JAKARTA, “tabloidnusantara.com” – Euforia, kontestan Pilkada tahun 2020, akan terasa berbeda, dengan adanya pandemi akbiat Covid-19, diundur sesuai dengan Perppu nomor 2 tahun 2020, yang di keluarkan Presiden Joko Widodo. “Resmi ditunda hingga Desember 2020.

Pertarungan Pilkada kali ini akan di ikuti, 9 Provinsi, 37 Kotamadya dan 224 Kabupaten yang akan melaksanakan pemilihan kepala daerah (Pilkada).

Dimana KPU sebagai penyelenggara pilkada meneguhkan komitmen untuk melaksanakan pilkada sesuai dengan jadwal yang sudah ditentukan. “Namun dengan situasi saat ini, pro-kontra, munculnya opini publik kapan dilaksanakannya Pilkada serentak. “Adanya yang mendukung pemungutan suara diselenggarakan pada bulan Desember, ada juga yang menyatakan situasi pandemi covid-19 ini selesai.

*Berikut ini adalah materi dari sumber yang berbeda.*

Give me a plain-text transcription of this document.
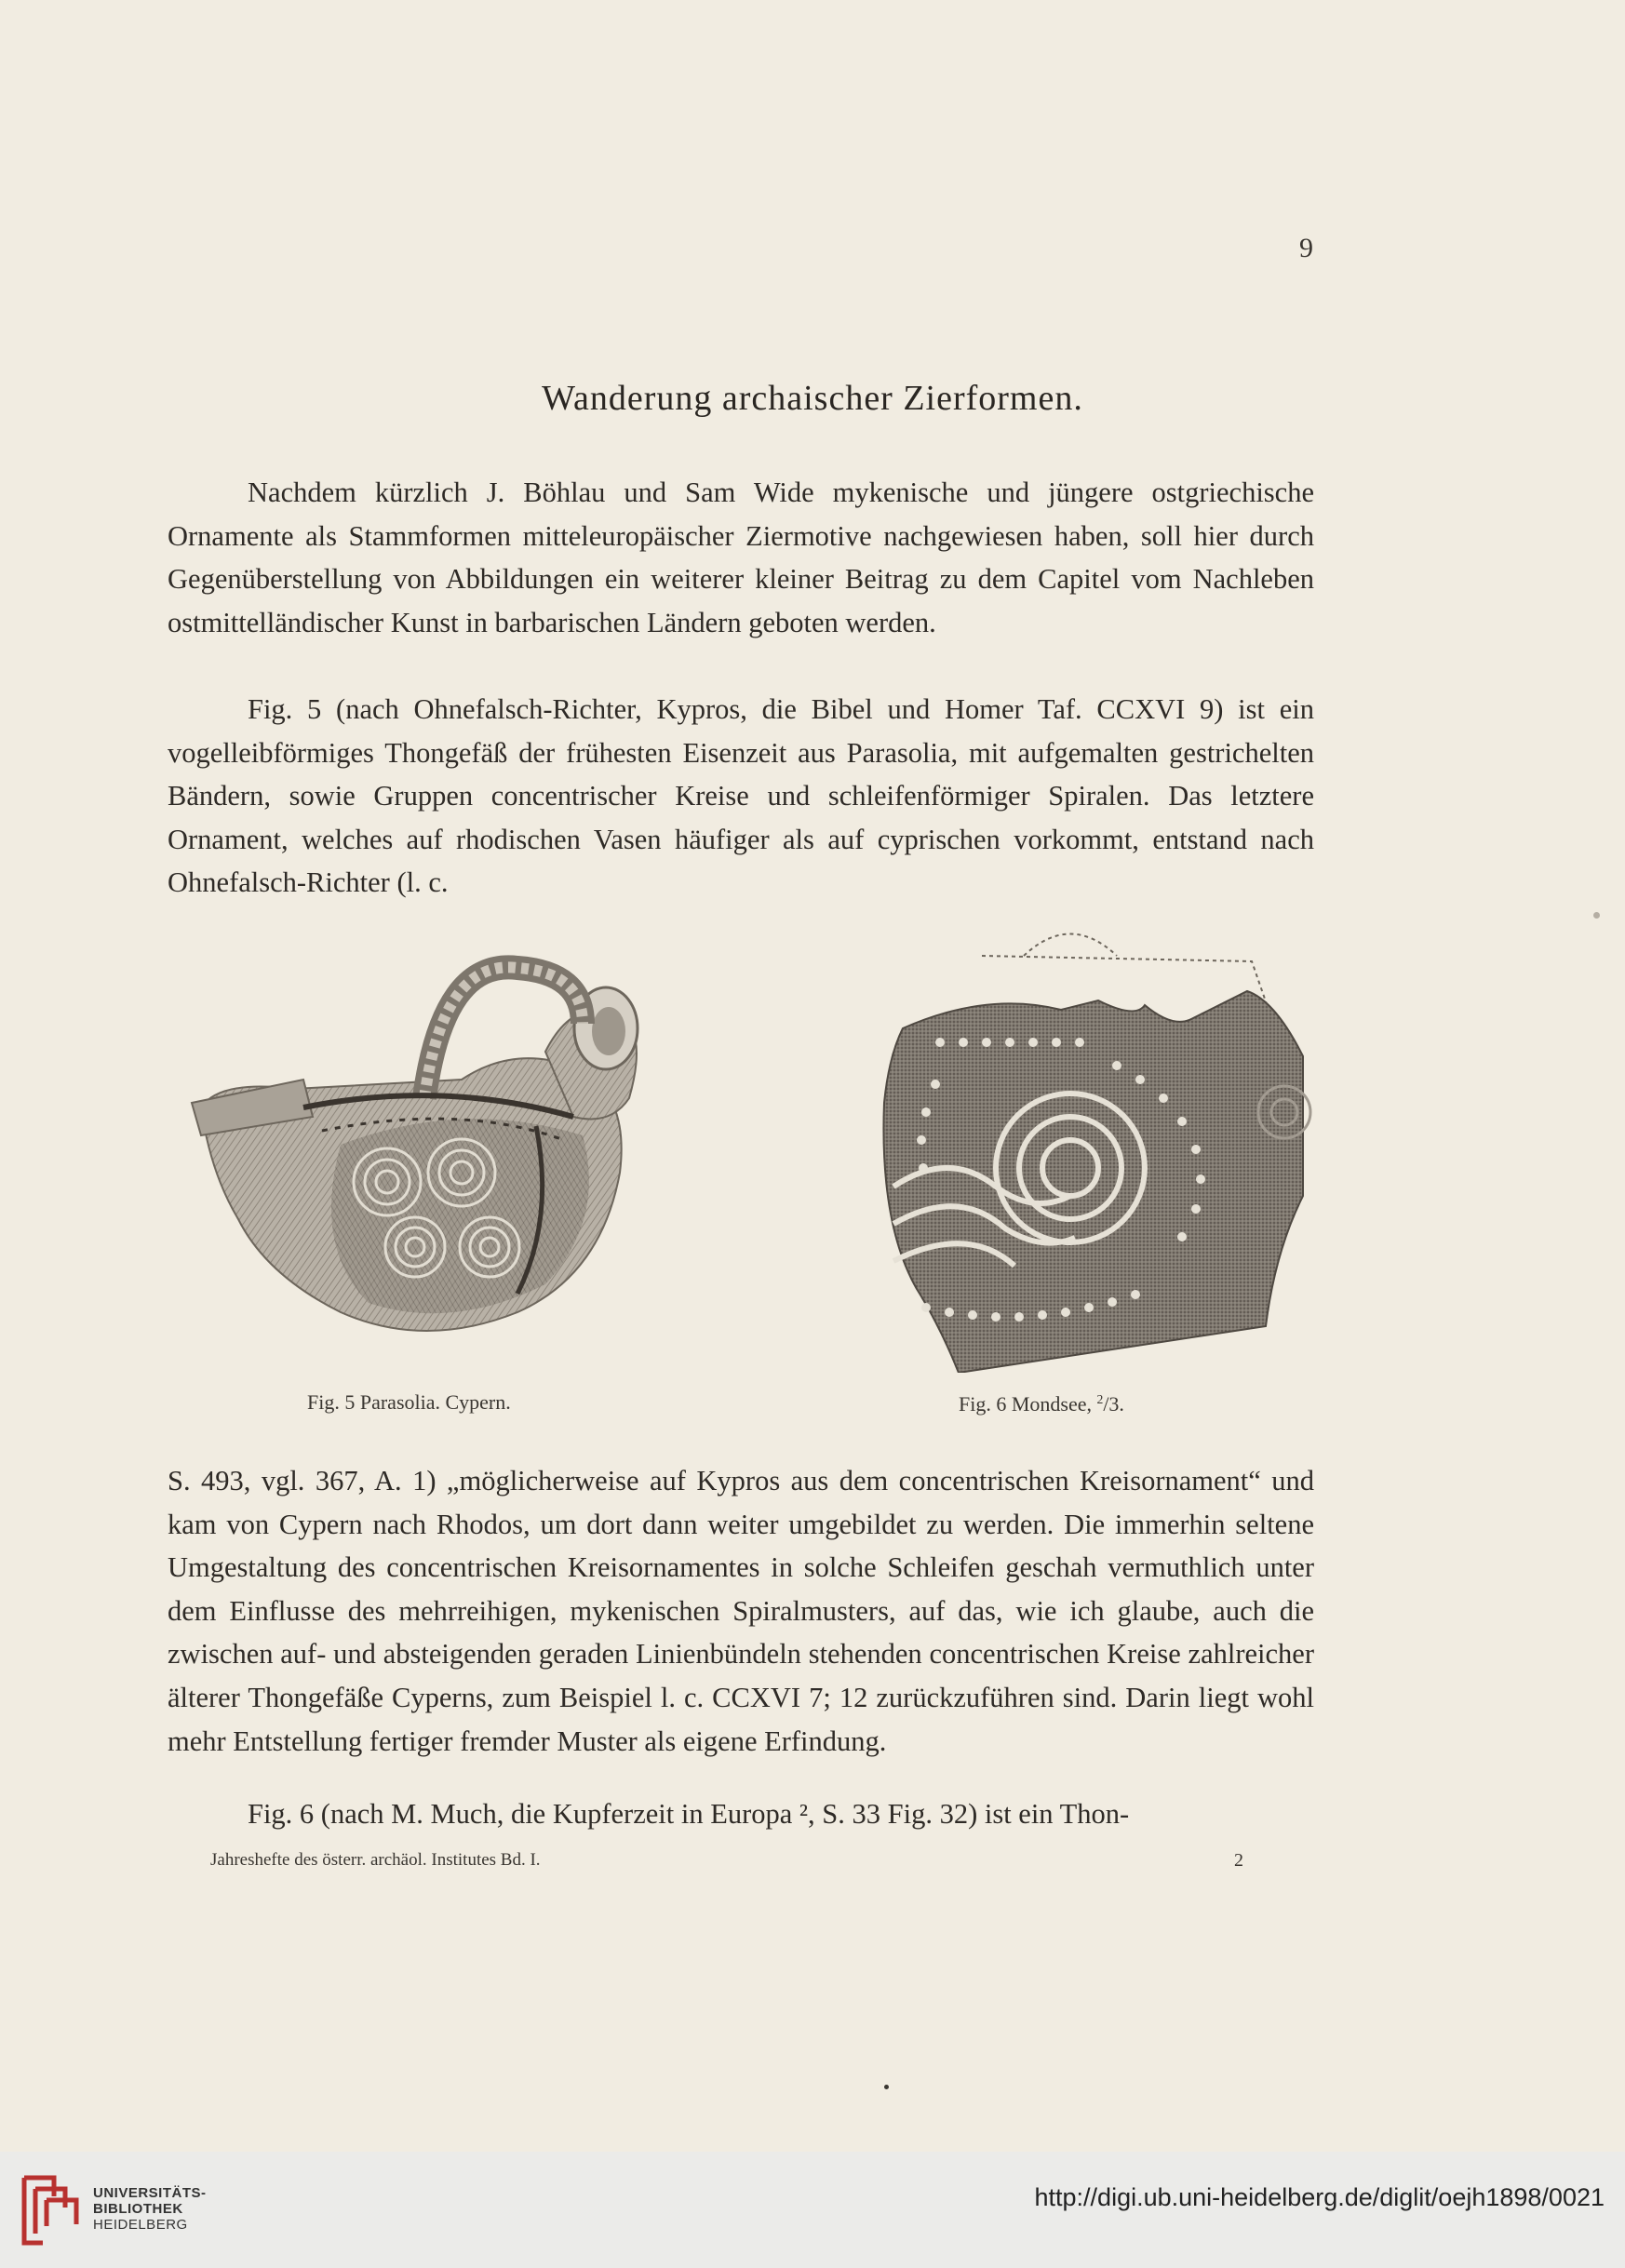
9
Wanderung archaischer Zierformen.

Nachdem kürzlich J. Böhlau und Sam Wide mykenische und jüngere ostgriechische Ornamente als Stammformen mitteleuropäischer Ziermotive nachgewiesen haben, soll hier durch Gegenüberstellung von Abbildungen ein weiterer kleiner Beitrag zu dem Capitel vom Nachleben ostmittelländischer Kunst in barbarischen Ländern geboten werden.

Fig. 5 (nach Ohnefalsch-Richter, Kypros, die Bibel und Homer Taf. CCXVI 9) ist ein vogelleibförmiges Thongefäß der frühesten Eisenzeit aus Parasolia, mit aufgemalten gestrichelten Bändern, sowie Gruppen concentrischer Kreise und schleifenförmiger Spiralen. Das letztere Ornament, welches auf rhodischen Vasen häufiger als auf cyprischen vorkommt, entstand nach Ohnefalsch-Richter (l. c.

Fig. 5 Parasolia. Cypern.	Fig. 6 Mondsee, $^2$/3.

S. 493, vgl. 367, A. 1) „möglicherweise auf Kypros aus dem concentrischen Kreisornament“ und kam von Cypern nach Rhodos, um dort dann weiter umgebildet zu werden. Die immerhin seltene Umgestaltung des concentrischen Kreisornamentes in solche Schleifen geschah vermuthlich unter dem Einflusse des mehrreihigen, mykenischen Spiralmusters, auf das, wie ich glaube, auch die zwischen auf- und absteigenden geraden Linienbündeln stehenden concentrischen Kreise zahlreicher älterer Thongefäße Cyperns, zum Beispiel l. c. CCXVI 7; 12 zurückzuführen sind. Darin liegt wohl mehr Entstellung fertiger fremder Muster als eigene Erfindung.

Fig. 6 (nach M. Much, die Kupferzeit in Europa ², S. 33 Fig. 32) ist ein Thon-

Jahreshefte des österr. archäol. Institutes Bd. I.	2
UNIVERSITÄTS-
BIBLIOTHEK
HEIDELBERG
http://digi.ub.uni-heidelberg.de/diglit/oejh1898/0021
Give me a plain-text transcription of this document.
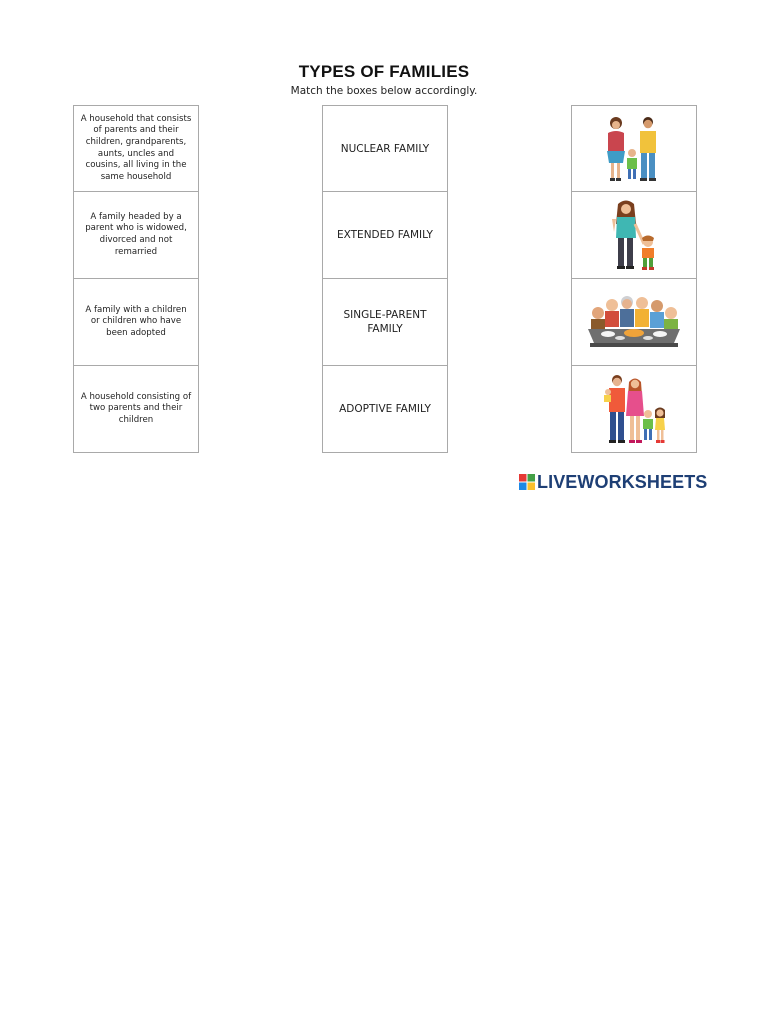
TYPES OF FAMILIES
Match the boxes below accordingly.
A household that consists of parents and their children, grandparents, aunts, uncles and cousins, all living in the same household
A family headed by a parent who is widowed, divorced and not remarried
A family with a children or children who have been adopted
A household consisting of two parents and their children
NUCLEAR FAMILY
EXTENDED FAMILY
SINGLE-PARENT FAMILY
ADOPTIVE FAMILY
LIVEWORKSHEETS
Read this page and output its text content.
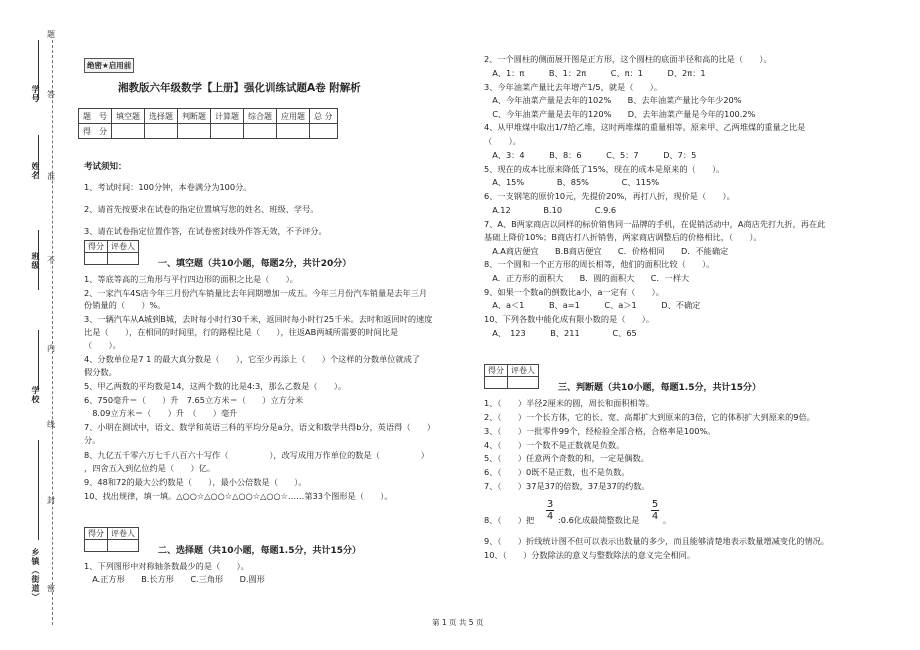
学号
姓名
班级
学校
乡镇（街道）
题
答
准
不
内
线
封
密
绝密★启用前
湘教版六年级数学【上册】强化训练试题A卷 附解析
题　号	填空题	选择题	判断题	计算题	综合题	应用题	总 分
得　分							
考试须知：
1、考试时间：100分钟，本卷满分为100分。
2、请首先按要求在试卷的指定位置填写您的姓名、班级、学号。
3、请在试卷指定位置作答，在试卷密封线外作答无效，不予评分。
得分	评卷人

一、填空题（共10小题，每题2分，共计20分）
1、等底等高的三角形与平行四边形的面积之比是（　　）。
2、一家汽车4S店今年三月份汽车销量比去年同期增加一成五。今年三月份汽车销量是去年三月
份销量的（　　）%。
3、一辆汽车从A城到B城，去时每小时行30千米，返回时每小时行25千米。去时和返回时的速度
比是（　　），在相同的时间里，行的路程比是（　　），往返AB两城所需要的时间比是
（　　）。
4、分数单位是7 1 的最大真分数是（　　），它至少再添上（　　）个这样的分数单位就成了
假分数。
5、甲乙两数的平均数是14，这两个数的比是4:3，那么乙数是（　　）。
6、750毫升＝（　　）升　7.65立方米＝（　　）立方分米
　8.09立方米＝（　　）升　（　　）毫升
7、小明在测试中，语文、数学和英语三科的平均分是a分，语文和数学共得b分，英语得（　　）
分。
8、九亿五千零六万七千八百六十写作（　　　　　），改写成用万作单位的数是（　　　　　）
，四舍五入到亿位约是（　　）亿。
9、48和72的最大公约数是（　　），最小公倍数是（　　）。
10、找出规律，填一填。△○○☆△○○☆△○○☆△○○☆……第33个图形是（　　）。
得分	评卷人

二、选择题（共10小题，每题1.5分，共计15分）
1、下列图形中对称轴条数最少的是（　　）。
　A.正方形　　B.长方形　　C.三角形　　D.圆形
2、一个圆柱的侧面展开图是正方形，这个圆柱的底面半径和高的比是（　　）。
　A、1：π　　　B、1：2π　　　C、π：1　　　D、2π：1
3、今年油菜产量比去年增产1/5，就是（　　）。
　A、今年油菜产量是去年的102%　　B、去年油菜产量比今年少20%
　C、今年油菜产量是去年的120%　　D、去年油菜产量是今年的100.2%
4、从甲堆煤中取出1/7给乙堆，这时两堆煤的重量相等。原来甲、乙两堆煤的重量之比是
（　　）。
　A、3：4　　　B、8：6　　　C、5：7　　　D、7：5
5、现在的成本比原来降低了15%，现在的成本是原来的（　　）。
　A、15%　　　　B、85%　　　　C、115%
6、一支钢笔的原价10元，先提价20%，再打八折，现价是（　　）。
　A.12　　　　B.10　　　　C.9.6
7、A、B两家商店以同样的标价销售同一品牌的手机，在促销活动中，A商店先打九折，再在此
基础上降价10%；B商店打八折销售，两家商店调整后的价格相比，（　　）。
　A.A商店便宜　　B.B商店便宜　　C．价格相同　　D．不能确定
8、一个圆和一个正方形的周长相等，他们的面积比较（　　）。
　A．正方形的面积大　　B．圆的面积大　　C．一样大
9、如果一个数a的倒数比a小，a一定有（　　）。
　A、a＜1　　　B、a=1　　　C、a＞1　　　D、不确定
10、下列各数中能化成有限小数的是（　　）。
　A、　123　　　B、211　　　　C、65
得分	评卷人

三、判断题（共10小题，每题1.5分，共计15分）
1、（　　）半径2厘米的圆，周长和面积相等。
2、（　　）一个长方体，它的长、宽、高都扩大到原来的3倍，它的体积扩大到原来的9倍。
3、（　　）一批零件99个，经检验全部合格，合格率是100%。
4、（　　）一个数不是正数就是负数。
5、（　　）任意两个奇数的和，一定是偶数。
6、（　　）0既不是正数，也不是负数。
7、（　　）37是37的倍数，37是37的约数。
8、（　　）把
3
4 :0.6化成最简整数比是
5
4 。
9、（　　）折线统计图不但可以表示出数量的多少，而且能够清楚地表示数量增减变化的情况。
10、（　　）分数除法的意义与整数除法的意义完全相同。
第 1 页 共 5 页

BACA JUGA : PARTAI GOLKAR TOLAK USULAN MENDAGRI, (TITO), “PILKADA DIWAKILKAN ANGGOTA DEWAN

Ketua KPU Kota Jakarta Timur, Wage Wardana, menyimpulkan adanya beberapa hal yang harus dilakukan atau menjadi perhatian serius dalam pelaksanaan pemungutan suara ditengah pandemi covid-19.

  • 1. Harus adanya kerjasama dan komunikasi yang intensif KPU-Pemerintah-DPR dan BPNB, tetap waspada dengan perkembangan covid-19. “Sehingga proses tahapan pilkada ini dapat terkontrol dengan baik dapat dilaksankan sesuai dengan jadwal yang sudah di sepakati.
  • 2. KPU, bersama dengan stakeholder yang lainnya harus siap tanggap darurat protokol kesehatan Covid-19, guna meminimalisir tertular bahkan kalau bisa tidak ada yang tertular.
  • 3. Penyelenggara ( KPU ) beserta stakeholde, harus menyusun rencana anggara dimana Pilkada di tengah pandemi covid-19 ini, selain keperluan pemilu, juga harus memikirkan alat pelindung diri sesuai dengan protokol kesehatan penanggulangan Covid-19 dan harus berpegang teguh pada protokol kesehatan Covid-19.
  • 4. KPU, harus menerbitkan aturan kampanye, harus mengikuti protokol kesehatan Covid-19.

Selain itu Wardana juga, menambahkan bahwa dalam masa pandemi covid-19 ini, kita harus mempunyai strategi yang jitu dalam pelaksanaan pilkada, pikiran dan tenaga akan tercurahkan dalam mengatur skenario skenario dari persiapan hingga pelaksanaan dalam penyelenggaraan pemilu kali ini. “Pungkasnya.